Driving Women
Subtitle
Fiction and Automobile Culture in Twentieth-Century America
Over the years, cars have helped to define the experiences and self-perceptions of women in complex and sometimes unexpected ways. When women take the wheel, family structure and public space are reconfigured and re-gendered, creating a context for a literary tradition in which the car has served as a substitute for, an escape from and an extension of the home as well as a surrogate mother, a financial safeguard and a means of self-expression.
"Driving Women" examines the intersection of American fiction ― primarily but not exclusively by women ― and automobile culture. Deborah Clarke argues that issues critical to 20th century American society ― technology, mobility, domesticity and agency ― are repeatedly articulated through women's relationships with cars. Women writers took surprisingly intense interest in car culture and its import for modern life, as the car, replete with material and symbolic meaning, recast literal and literary female power in the automotive age.
Clarke draws on a wide range of literary works, both canonical and popular, to document women's fascination with cars from many perspectives: historical, psychological, economic, ethnic. Authors discussed include Wharton, Stein, Faulkner, O’Connor, Morrison, Erdrich, Mason, Kingsolver, Lopez, Kadohata, Smiley, Senna, Viramontes, Allison and Silko.
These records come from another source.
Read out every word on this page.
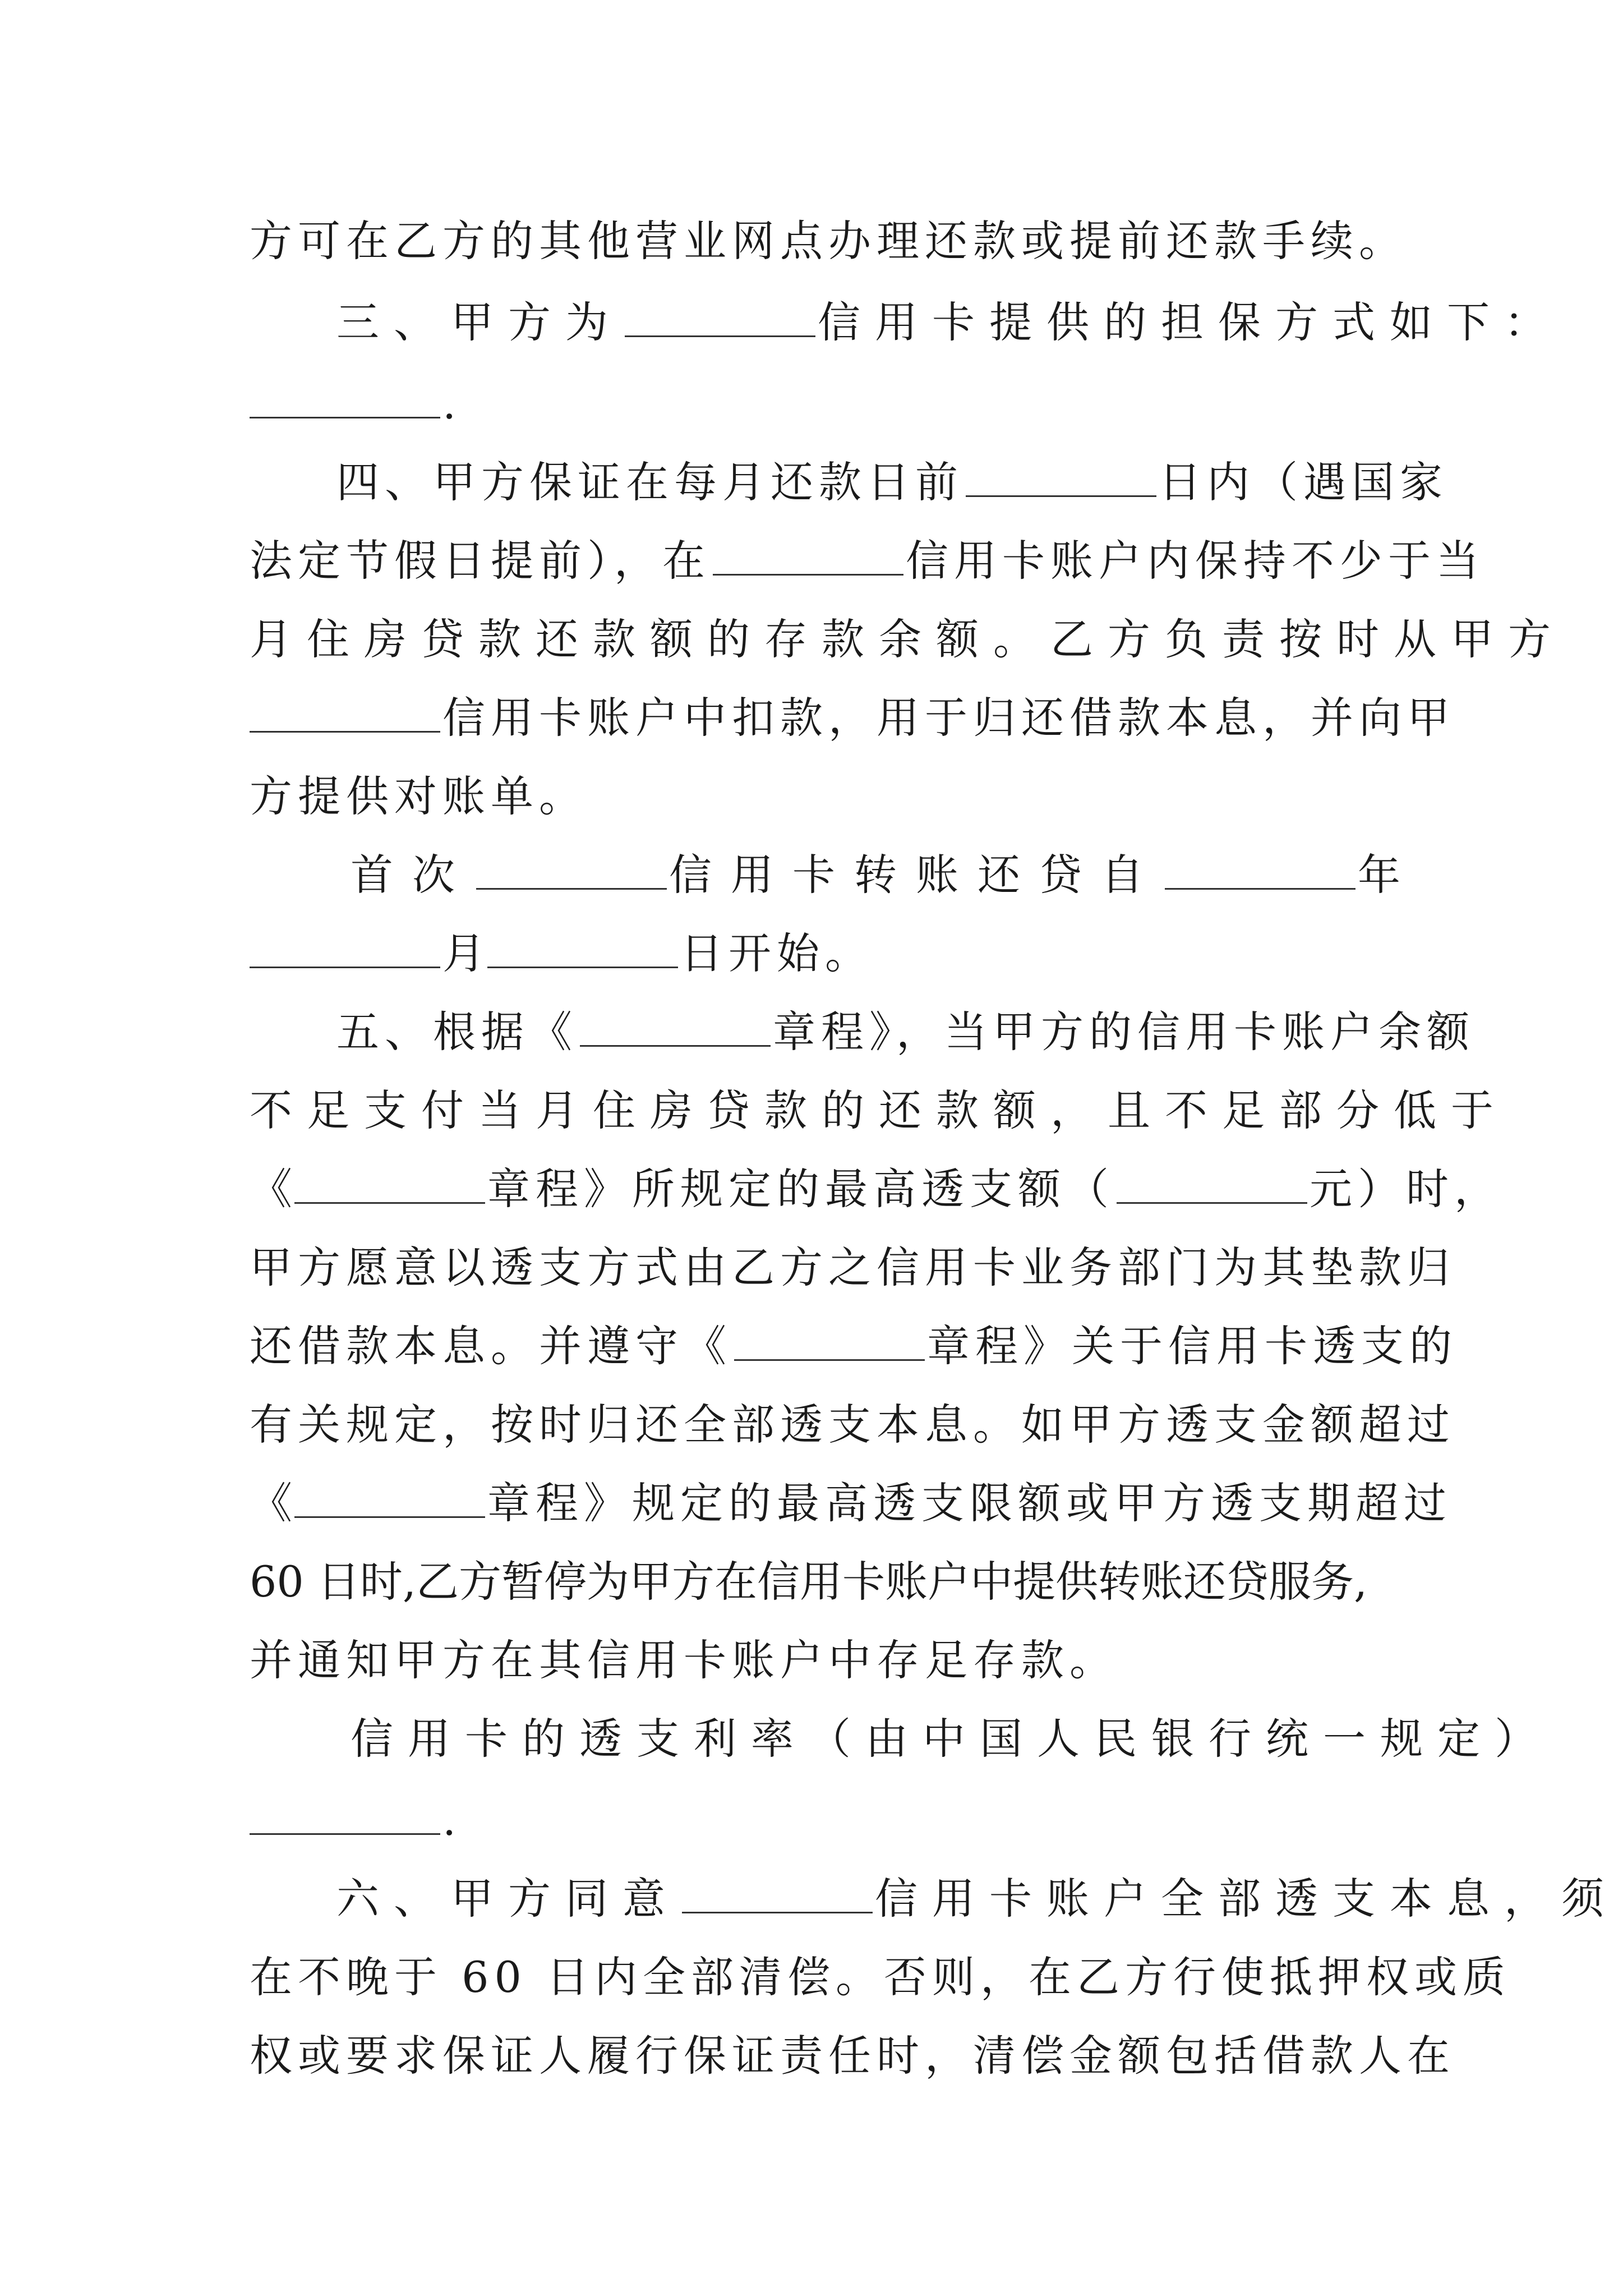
方可在乙方的其他营业网点办理还款或提前还款手续。
三、甲方为	信用卡提供的担保方式如下：
.
四、甲方保证在每月还款日前	日内（遇国家
法定节假日提前），在	信用卡账户内保持不少于当
月住房贷款还款额的存款余额。乙方负责按时从甲方
信用卡账户中扣款，用于归还借款本息，并向甲
方提供对账单。
首次	信用卡转账还贷自	年
月	日开始。
五、根据《	章程》，当甲方的信用卡账户余额
不足支付当月住房贷款的还款额，且不足部分低于
《	章程》所规定的最高透支额（	元）时，
甲方愿意以透支方式由乙方之信用卡业务部门为其垫款归
还借款本息。并遵守《	章程》关于信用卡透支的
有关规定，按时归还全部透支本息。如甲方透支金额超过
《	章程》规定的最高透支限额或甲方透支期超过
60 日时,乙方暂停为甲方在信用卡账户中提供转账还贷服务,
并通知甲方在其信用卡账户中存足存款。
信用卡的透支利率（由中国人民银行统一规定）
.
六、甲方同意	信用卡账户全部透支本息，须
在不晚于 60 日内全部清偿。否则，在乙方行使抵押权或质
权或要求保证人履行保证责任时，清偿金额包括借款人在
By investigating how cars can function as female space, reflect female identity and reshape female agency, this engaging study opens up new angles from which to approach fiction by and about women and traces new directions in the intersection of literature, technology and gender.
Bio
Deborah Clarke is a professor in the Department of English at Arizona State University.
Praise for this book
By bringing her expertise in literature and women's studies to bear on automobility, Clarke adds to our understanding of both the lived and the imaginary potential of the automobile in women's lives.